Astudy in Appetite, 2017 finds that a child eats in response to both happy and sad emotions—more for sadness. These tendencies increase with age, as a part of social behaviour. This behaviour starts sometime during the preschool period. They begin to ignore their bodily cues, and listen to what their social environment tells them, says the paper. “Parents can play an important role in regulating such eating behaviours right from early years. A child learns what, when, and how much to eat through direct experiences with food and by observing the eating behaviours of others,” says Malvika Sahgal Sinha, New Delhi-based nutritionist.
“The taste buds of a child form at a very young age,” says Thara Shenoy, Chennai-based pediatric feeding therapist.
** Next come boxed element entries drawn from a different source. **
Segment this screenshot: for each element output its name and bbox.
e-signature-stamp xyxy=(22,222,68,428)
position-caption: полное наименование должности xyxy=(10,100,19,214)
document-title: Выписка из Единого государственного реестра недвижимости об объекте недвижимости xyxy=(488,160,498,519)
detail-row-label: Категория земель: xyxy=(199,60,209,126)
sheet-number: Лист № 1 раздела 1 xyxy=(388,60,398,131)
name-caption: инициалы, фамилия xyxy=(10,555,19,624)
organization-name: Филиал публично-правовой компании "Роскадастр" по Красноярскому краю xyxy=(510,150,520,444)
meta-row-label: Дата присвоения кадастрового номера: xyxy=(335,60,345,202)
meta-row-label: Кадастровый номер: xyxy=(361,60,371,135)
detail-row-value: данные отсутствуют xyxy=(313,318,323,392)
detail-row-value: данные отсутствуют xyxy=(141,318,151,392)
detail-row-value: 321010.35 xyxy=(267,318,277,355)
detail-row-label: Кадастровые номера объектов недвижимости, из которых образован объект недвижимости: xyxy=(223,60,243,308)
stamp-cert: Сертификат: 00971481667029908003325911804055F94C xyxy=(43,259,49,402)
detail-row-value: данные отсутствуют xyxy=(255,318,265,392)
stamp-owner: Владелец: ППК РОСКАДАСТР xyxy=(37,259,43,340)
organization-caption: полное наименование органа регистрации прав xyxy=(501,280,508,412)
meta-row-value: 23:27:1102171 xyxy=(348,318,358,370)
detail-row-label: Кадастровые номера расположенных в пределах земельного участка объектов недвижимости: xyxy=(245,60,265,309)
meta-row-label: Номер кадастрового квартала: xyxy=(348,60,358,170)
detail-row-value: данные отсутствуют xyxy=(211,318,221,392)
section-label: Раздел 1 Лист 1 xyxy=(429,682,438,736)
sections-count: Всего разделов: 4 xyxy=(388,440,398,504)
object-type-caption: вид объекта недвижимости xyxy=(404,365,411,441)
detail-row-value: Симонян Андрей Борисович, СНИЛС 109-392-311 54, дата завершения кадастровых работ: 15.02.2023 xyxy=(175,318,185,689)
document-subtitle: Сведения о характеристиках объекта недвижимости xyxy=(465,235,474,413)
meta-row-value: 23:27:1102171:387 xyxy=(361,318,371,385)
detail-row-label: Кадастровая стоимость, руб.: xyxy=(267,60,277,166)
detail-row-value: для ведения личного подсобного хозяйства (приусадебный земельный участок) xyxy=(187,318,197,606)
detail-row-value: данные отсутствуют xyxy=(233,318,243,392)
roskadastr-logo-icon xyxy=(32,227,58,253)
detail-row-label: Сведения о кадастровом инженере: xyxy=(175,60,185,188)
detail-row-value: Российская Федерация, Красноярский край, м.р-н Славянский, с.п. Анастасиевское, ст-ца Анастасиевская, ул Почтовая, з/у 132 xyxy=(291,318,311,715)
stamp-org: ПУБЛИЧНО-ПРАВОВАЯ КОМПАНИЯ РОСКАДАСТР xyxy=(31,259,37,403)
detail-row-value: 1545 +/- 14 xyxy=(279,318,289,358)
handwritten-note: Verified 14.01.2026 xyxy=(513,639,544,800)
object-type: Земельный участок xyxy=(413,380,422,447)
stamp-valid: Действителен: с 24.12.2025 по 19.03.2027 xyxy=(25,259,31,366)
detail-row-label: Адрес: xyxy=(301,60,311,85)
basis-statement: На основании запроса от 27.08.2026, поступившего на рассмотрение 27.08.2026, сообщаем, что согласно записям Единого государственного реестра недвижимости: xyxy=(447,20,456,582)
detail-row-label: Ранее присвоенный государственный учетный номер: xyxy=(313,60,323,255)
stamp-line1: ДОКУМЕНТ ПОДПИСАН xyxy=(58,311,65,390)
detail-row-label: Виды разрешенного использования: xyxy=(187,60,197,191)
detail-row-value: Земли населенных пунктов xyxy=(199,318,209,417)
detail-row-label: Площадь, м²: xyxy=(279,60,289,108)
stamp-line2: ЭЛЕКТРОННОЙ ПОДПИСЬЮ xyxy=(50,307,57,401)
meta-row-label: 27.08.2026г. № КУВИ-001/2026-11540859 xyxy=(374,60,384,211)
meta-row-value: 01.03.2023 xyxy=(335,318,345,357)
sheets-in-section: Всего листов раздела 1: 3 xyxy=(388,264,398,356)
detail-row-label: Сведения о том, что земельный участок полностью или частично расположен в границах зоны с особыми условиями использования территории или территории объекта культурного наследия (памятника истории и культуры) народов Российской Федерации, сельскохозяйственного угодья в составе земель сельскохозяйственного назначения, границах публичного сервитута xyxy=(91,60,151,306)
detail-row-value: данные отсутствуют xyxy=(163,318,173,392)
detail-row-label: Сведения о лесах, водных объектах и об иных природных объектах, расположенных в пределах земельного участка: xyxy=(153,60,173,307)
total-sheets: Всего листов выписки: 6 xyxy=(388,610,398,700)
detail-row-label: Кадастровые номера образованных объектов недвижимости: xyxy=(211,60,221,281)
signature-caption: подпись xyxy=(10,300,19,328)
As a parent, you can begin to experiment and teach your child about healthy eating habits right from the day they start to have solid foods on a regular basis, she says. “The initial path may be laden with a dilemma if or not your child is getting appropriate nutrition, but as long as you know your child is meeting the early childhood development milestones, rest assured they are thriving,” she adds. Here’s how you can help your child develop healthy eating habits and a positive relationship with food.
1. Don’t be fixated on the clean your plate rule.
The clean your plate rule puts too much pressure on the child to finish everything on their plate, irrespective of their appetite. “Focus on quality, not on quantity,” says Shenoy. This helps a child develop a positive relationship with food.
Sinha adds that while a parent should decide on what to offer a child to eat, a child should be left to decide how much they want to eat. This helps the child to develop an understanding of fullness and teaches the child to be aware of signs that signal fullness.
If you feel that your child has barely eaten anything on the plate, allow them to explore their hunger and ask them to come back to finish the plate when they are hungry after some time.
2. No sweet treats for finishing a bowl of greens.
Reward systems can be counterproductive. Kids may perceive the end value to be of a greater significance over the items you are trying to feed them. This negative association with the food can hinder mindful eating. “Worse, it interferes with their natural ability to read hunger cues. It encourages them to eat when they’re not hungry inorder to get the reward,” says Sinha. “Establish healthy boundaries between healthy and unhealthy eating. Explain to them that they can have palatable foods such as cookies, ice cream, chips or brownies, however, in a limit. Also, offering otherwise off-limits food such as chocolates and sweets as a reward gives a mixed message to children,” says Shenoy.